= Joan Centrella =

American astrophysicist

Joan Mary Centrella is an American astrophysicist known for her research on computer simulations of general relativity, gravity waves, gravitational lenses, and binary black holes. She is the former deputy director of the Astrophysics Science Division at NASA's Goddard Space Flight Center, and is Executive in Residence for Science and Technology Policy at West Virginia University.

==Education and career==
Centrella graduated summa cum laude from the University of Massachusetts Amherst in 1975. She completed a Ph.D. at the University of Cambridge Institute of Astronomy in 1980.

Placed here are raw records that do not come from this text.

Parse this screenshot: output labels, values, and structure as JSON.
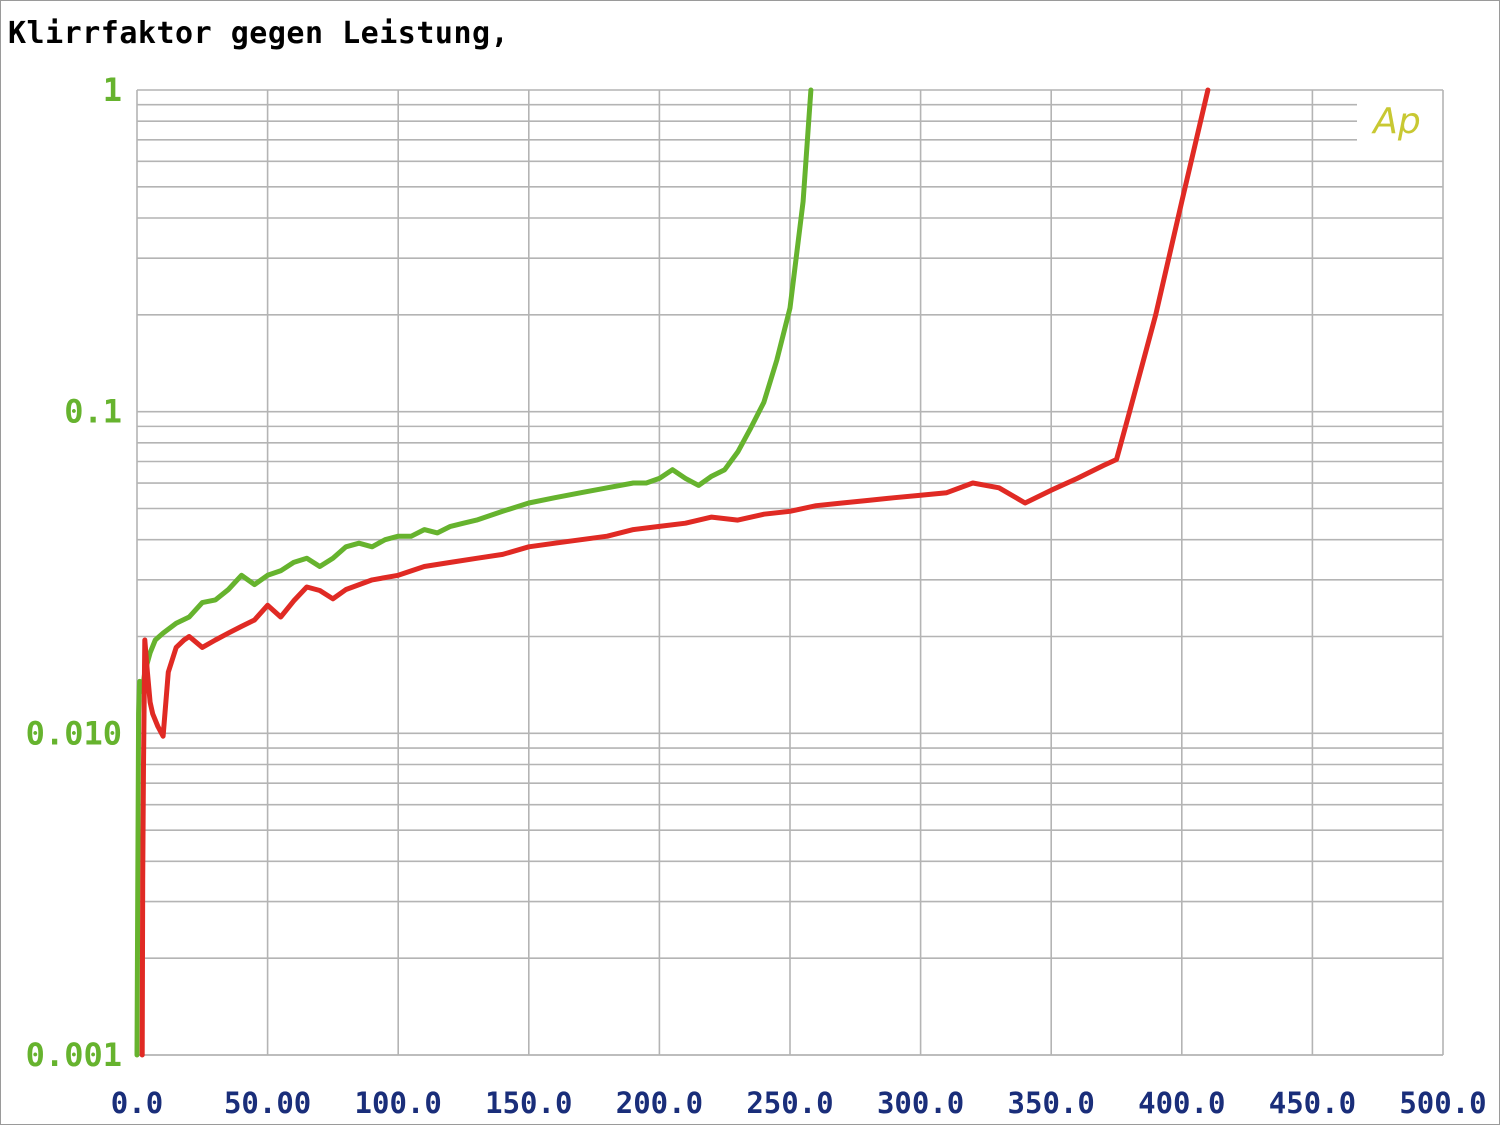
{
  "chart_data": {
    "type": "line",
    "title": "Klirrfaktor gegen Leistung,",
    "xlabel": "",
    "ylabel": "",
    "xlim": [
      0,
      500
    ],
    "ylim": [
      0.001,
      1
    ],
    "yscale": "log",
    "grid": true,
    "x_ticks": [
      "0.0",
      "50.00",
      "100.0",
      "150.0",
      "200.0",
      "250.0",
      "300.0",
      "350.0",
      "400.0",
      "450.0",
      "500.0"
    ],
    "y_ticks": [
      {
        "value": 1,
        "label": "1"
      },
      {
        "value": 0.1,
        "label": "0.1"
      },
      {
        "value": 0.01,
        "label": "0.010"
      },
      {
        "value": 0.001,
        "label": "0.001"
      }
    ],
    "logo_text": "Ap",
    "colors": {
      "green_series": "#66b32e",
      "red_series": "#e02a24",
      "x_tick_text": "#1a2e7a",
      "y_tick_text": "#66b32e",
      "grid": "#b4b4b4",
      "logo": "#c8c832"
    },
    "series": [
      {
        "color": "#66b32e",
        "x": [
          0,
          0.3,
          0.6,
          1,
          2,
          3,
          5,
          7,
          10,
          15,
          20,
          25,
          30,
          35,
          40,
          45,
          50,
          55,
          60,
          65,
          70,
          75,
          80,
          85,
          90,
          95,
          100,
          105,
          110,
          115,
          120,
          125,
          130,
          140,
          150,
          160,
          170,
          180,
          190,
          195,
          200,
          205,
          210,
          215,
          220,
          225,
          230,
          235,
          240,
          245,
          250,
          255,
          258
        ],
        "y": [
          0.001,
          0.0035,
          0.0115,
          0.0145,
          0.0135,
          0.0155,
          0.0178,
          0.0195,
          0.0205,
          0.022,
          0.023,
          0.0255,
          0.026,
          0.028,
          0.031,
          0.029,
          0.031,
          0.032,
          0.034,
          0.035,
          0.033,
          0.035,
          0.038,
          0.039,
          0.038,
          0.04,
          0.041,
          0.041,
          0.043,
          0.042,
          0.044,
          0.045,
          0.046,
          0.049,
          0.052,
          0.054,
          0.056,
          0.058,
          0.06,
          0.06,
          0.062,
          0.066,
          0.062,
          0.059,
          0.063,
          0.066,
          0.075,
          0.089,
          0.107,
          0.145,
          0.21,
          0.45,
          1.0
        ]
      },
      {
        "color": "#e02a24",
        "x": [
          2,
          2.2,
          2.5,
          3,
          4,
          5,
          6,
          8,
          10,
          12,
          15,
          18,
          20,
          25,
          30,
          35,
          40,
          45,
          50,
          55,
          60,
          65,
          70,
          75,
          80,
          90,
          100,
          110,
          120,
          130,
          140,
          150,
          160,
          170,
          180,
          190,
          200,
          210,
          220,
          230,
          240,
          250,
          260,
          270,
          280,
          290,
          300,
          310,
          320,
          330,
          340,
          350,
          360,
          370,
          375,
          380,
          390,
          400,
          410
        ],
        "y": [
          0.001,
          0.0035,
          0.008,
          0.0195,
          0.0155,
          0.0125,
          0.0115,
          0.0105,
          0.0098,
          0.0155,
          0.0185,
          0.0195,
          0.02,
          0.0185,
          0.0195,
          0.0205,
          0.0215,
          0.0225,
          0.025,
          0.023,
          0.0258,
          0.0285,
          0.0278,
          0.0262,
          0.028,
          0.03,
          0.031,
          0.033,
          0.034,
          0.035,
          0.036,
          0.038,
          0.039,
          0.04,
          0.041,
          0.043,
          0.044,
          0.045,
          0.047,
          0.046,
          0.048,
          0.049,
          0.051,
          0.052,
          0.053,
          0.054,
          0.055,
          0.056,
          0.06,
          0.058,
          0.052,
          0.057,
          0.062,
          0.068,
          0.071,
          0.1,
          0.2,
          0.45,
          1.0
        ]
      }
    ]
  }
}
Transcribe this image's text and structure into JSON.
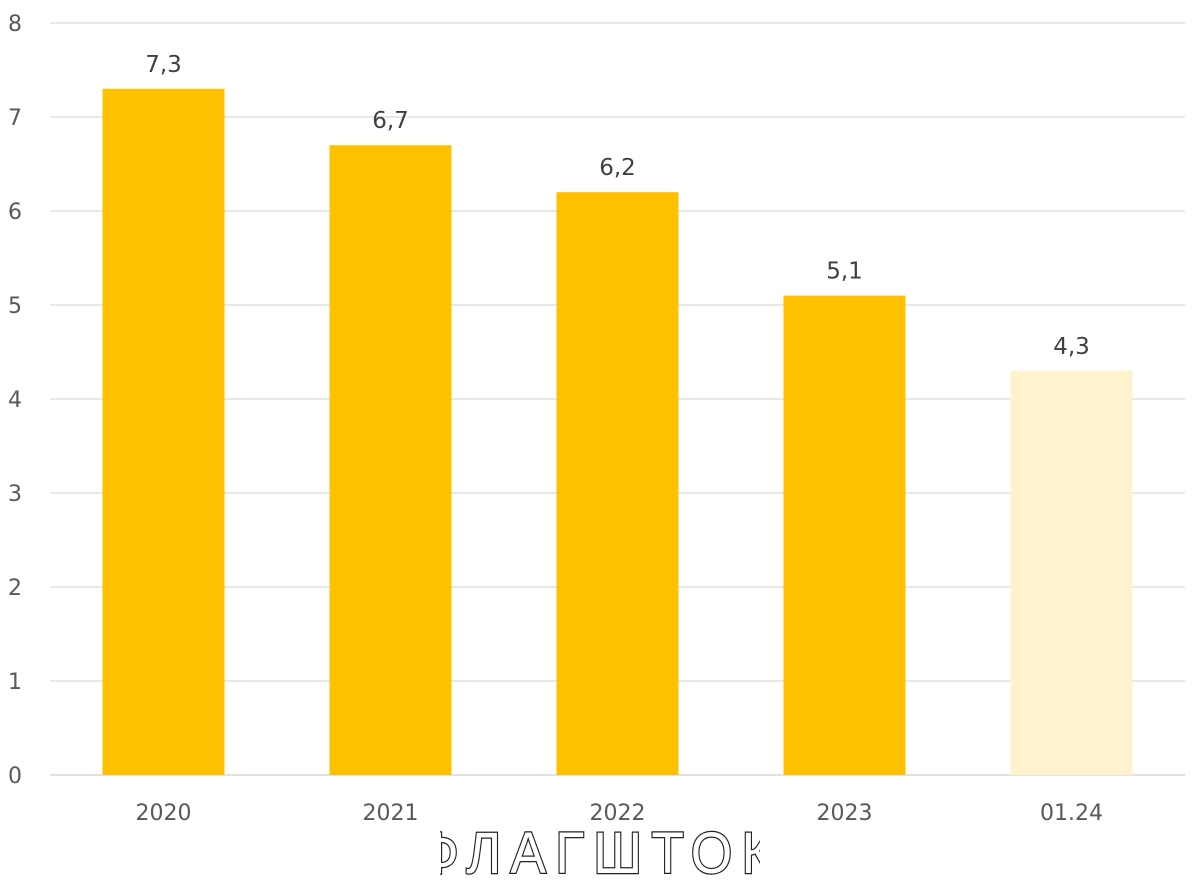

After postdoctoral research at the University of Texas and University of Illinois, and an additional year as an astronomy lecturer at the University of Texas, she became an associate professor of physics at Drexel University in 1984. She moved to the Goddard Space Flight Center in 2001, and became deputy director in 2010. She moved again to West Virginia University in 2019.

==Recognition==
Centrella was elected as a Fellow of the American Physical Society in 1998. NASA awarded her the NASA Exceptional Scientific Achievement Medal in 2007, the John C. Lindsay Memorial Award for Space Science in 2008, and the Robert H. Goddard Exceptional Achievement Award for Mentoring in 2013.